Государь поддался одному из тех великолепных сердечных влечений, которые ему свойственны, встал из-за стола и поспешил за гробом. Вошёл в церковь и присутствовал до конца отпевания. Мы все молились вместе с ним. Служил Ксенофонт Яковлевич Никольский, которого, я думаю, вы знаете.
Алексей Николаевич кивнул, мол, очень даже знаю, и с крайне огорчённым видом подпёр щеку рукой.
— А где похоронили Тюрберта?
— В преддверии той самой церкви, где его и отпевали, — пояснил Николай Павлович и, замолчав, подумал, что на войне каждый миг исключительный и, когда умирают люди, нити человеческой истории рвутся одна за другой.

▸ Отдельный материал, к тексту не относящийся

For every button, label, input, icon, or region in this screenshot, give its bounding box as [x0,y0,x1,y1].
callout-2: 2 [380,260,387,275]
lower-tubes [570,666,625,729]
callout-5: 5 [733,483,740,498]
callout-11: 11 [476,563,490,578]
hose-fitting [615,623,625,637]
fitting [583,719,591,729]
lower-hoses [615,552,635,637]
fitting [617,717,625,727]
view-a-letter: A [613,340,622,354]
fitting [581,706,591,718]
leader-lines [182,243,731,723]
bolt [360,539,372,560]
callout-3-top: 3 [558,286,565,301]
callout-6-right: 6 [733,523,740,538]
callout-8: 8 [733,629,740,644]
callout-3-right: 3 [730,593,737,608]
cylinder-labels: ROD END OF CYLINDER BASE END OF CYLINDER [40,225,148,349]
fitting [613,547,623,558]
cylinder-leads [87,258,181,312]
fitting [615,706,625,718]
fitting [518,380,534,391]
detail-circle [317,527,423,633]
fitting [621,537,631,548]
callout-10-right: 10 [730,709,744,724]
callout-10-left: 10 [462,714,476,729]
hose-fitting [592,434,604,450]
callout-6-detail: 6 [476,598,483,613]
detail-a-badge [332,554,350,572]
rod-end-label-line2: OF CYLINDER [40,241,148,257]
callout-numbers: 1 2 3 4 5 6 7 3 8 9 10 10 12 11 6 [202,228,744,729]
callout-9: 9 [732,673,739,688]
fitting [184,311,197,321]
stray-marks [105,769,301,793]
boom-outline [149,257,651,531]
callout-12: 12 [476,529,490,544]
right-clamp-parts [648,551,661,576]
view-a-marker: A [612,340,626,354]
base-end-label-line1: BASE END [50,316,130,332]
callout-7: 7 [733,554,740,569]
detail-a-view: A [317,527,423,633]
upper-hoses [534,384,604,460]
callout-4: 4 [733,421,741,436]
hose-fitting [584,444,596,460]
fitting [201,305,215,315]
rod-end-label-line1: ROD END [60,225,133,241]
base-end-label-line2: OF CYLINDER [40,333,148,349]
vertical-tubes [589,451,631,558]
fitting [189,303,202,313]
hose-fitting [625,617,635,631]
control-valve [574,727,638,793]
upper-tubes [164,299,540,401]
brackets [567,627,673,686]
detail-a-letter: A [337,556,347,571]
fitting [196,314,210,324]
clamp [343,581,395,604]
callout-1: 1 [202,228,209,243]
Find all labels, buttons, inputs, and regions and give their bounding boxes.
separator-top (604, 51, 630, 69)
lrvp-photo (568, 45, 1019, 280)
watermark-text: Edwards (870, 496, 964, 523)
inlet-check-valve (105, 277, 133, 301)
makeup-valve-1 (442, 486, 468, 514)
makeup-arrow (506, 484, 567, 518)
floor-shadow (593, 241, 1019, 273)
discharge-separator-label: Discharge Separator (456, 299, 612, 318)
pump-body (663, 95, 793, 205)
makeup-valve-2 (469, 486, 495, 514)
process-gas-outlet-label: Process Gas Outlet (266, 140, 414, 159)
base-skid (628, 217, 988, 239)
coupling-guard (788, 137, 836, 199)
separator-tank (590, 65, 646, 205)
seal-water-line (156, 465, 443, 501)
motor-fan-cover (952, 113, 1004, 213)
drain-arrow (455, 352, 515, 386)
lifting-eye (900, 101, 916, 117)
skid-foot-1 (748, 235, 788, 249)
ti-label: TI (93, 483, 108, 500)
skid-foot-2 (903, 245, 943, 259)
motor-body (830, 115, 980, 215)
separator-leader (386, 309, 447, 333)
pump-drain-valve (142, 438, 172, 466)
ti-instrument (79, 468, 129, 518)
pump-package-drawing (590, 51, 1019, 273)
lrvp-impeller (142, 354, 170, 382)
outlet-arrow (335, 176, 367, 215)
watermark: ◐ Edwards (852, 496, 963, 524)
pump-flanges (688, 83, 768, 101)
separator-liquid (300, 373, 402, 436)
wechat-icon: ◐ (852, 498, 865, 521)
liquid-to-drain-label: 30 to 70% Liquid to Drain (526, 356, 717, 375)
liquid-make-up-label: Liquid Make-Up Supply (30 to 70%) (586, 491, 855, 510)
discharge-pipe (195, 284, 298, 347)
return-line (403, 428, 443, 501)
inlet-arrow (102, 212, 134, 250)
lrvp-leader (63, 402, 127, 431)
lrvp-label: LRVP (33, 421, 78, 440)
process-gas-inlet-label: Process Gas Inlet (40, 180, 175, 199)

На следующий день поднялся ветер. Он нёс с собою тучи пыли, которую подхватывал с большой дороги, проходившей в двадцати шагах от бивачной палатки Игнатьева. Спасение от ветра было, а от пыли нет. Она проникала во все щели, лежала толстым слоем на столе, песком скрипела на зубах и покрывала постель. Дмитрий устал с ней бороться. Николай Павлович сам ничего подобного не видывал. Даже в киргизских степях. Проведёшь рукою по столу — полгорсти пыли. От жары и ветра Дунай начал мелеть, и вода в нём стала мутною донельзя. Ни умыться, ни кашу сварить. Только на заварку чая и годилась. Коноводы, стаскивали с себя белые рубахи и, оголившись по пояс, купали и поили лошадей. Небо раскалилось так, что облака на горизонте, громоздившиеся одно на другое, приобрели розовый тон. Солнце стояло высоко в зените, и на речные перекаты невозможно было смотреть без прищура — серебром отражённого света нестерпимо резало глаза. Жара стояла утомительная, но еще утомительнее было бездействие и бесполезность, создаваемые лишними — с военной точки зрения — людьми. Игнатьев с юности усвоил: чем меньше штаб, тем легче выиграть сражение. Царский бивак был окружен повозками и лошадьми, но в особенности — навозом. Вонь стояла несусветная. «Скорее бы сдвинуться с места», — досадовал Николай Павлович, чувствуя, что погрязает в скуке точно так же, как императорская ставка погрязла в навозе. И всё бы ничего, но мухи! мухи! — злыдни. Их столько расплодилось, просто жуть. А по ночам зверели комары и били по ушам литавры — это с музыкой, с лихими песнями шли корпуса, бригады, и дивизии; с гиканьем и свистом проезжали казаки. «Ать-два!» — отсчитывали унтер-офицеры, хотя пехота шла, не укорачивая шаг — поспешным «суворовским» маршем. Першероны тянули орудия. Ржали кони, ссорились конюхи, а с четырёх часов утра начинали горланить петухи.